Semantics term in a programming language is used to figure out the relationship among the syntax and the model of computation used in the program
Syntax errors occur during the parsing of input code and are caused by grammatically incorrect statements. … Semantic errors occur during the execution of the code, after it has been parsed as grammatically correct. These have to do not with how statements are constructed, but with what they mean.
A syntax error means the compiler can’t understand the code as written - there’s a token that’s not allowed according to grammar. The equivalent in natural language would be a sentence like “There watermelon ; is before the .wdf.es” - it doesn’t conform to punctuation rules at all, some of the letter sequences aren’t even words, there’s no making sense of it.

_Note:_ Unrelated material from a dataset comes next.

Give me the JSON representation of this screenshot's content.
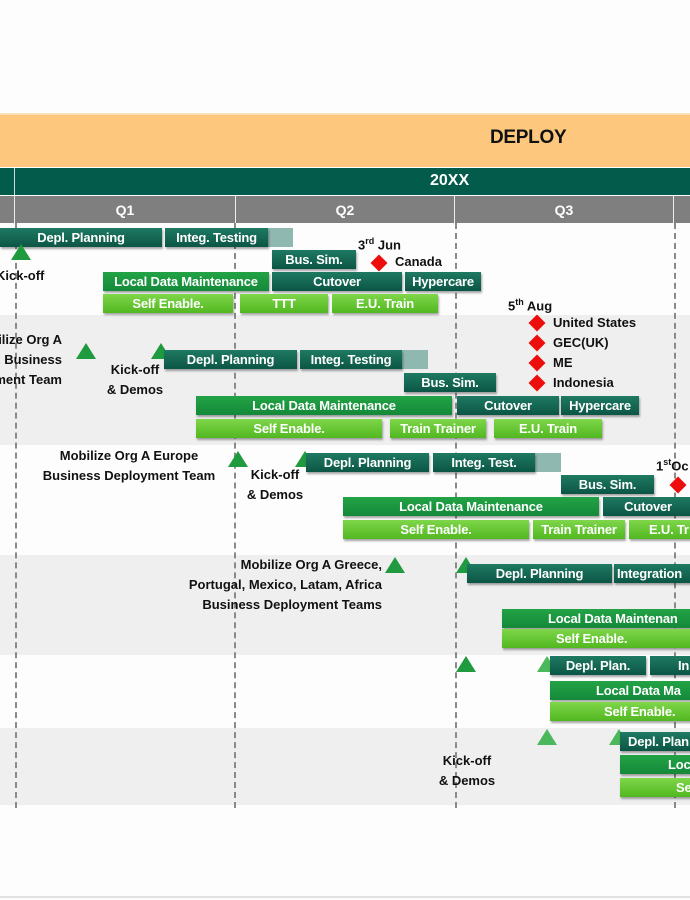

A semantic error means you got past the syntax step (i.e. tokenising and parsing) but (usually at runtime) the resulting logic makes no sense. For our natural language example “The smiling cadillacs went forward at great backwards - to thunderous blancmange.” is grammatically correct with good punctuation but is complete nonsense as a sentence.
Semantic errors often occur in weakly typed languages where a pointer can references anything, and are usually at runtime rather than compile time (though this is not universal)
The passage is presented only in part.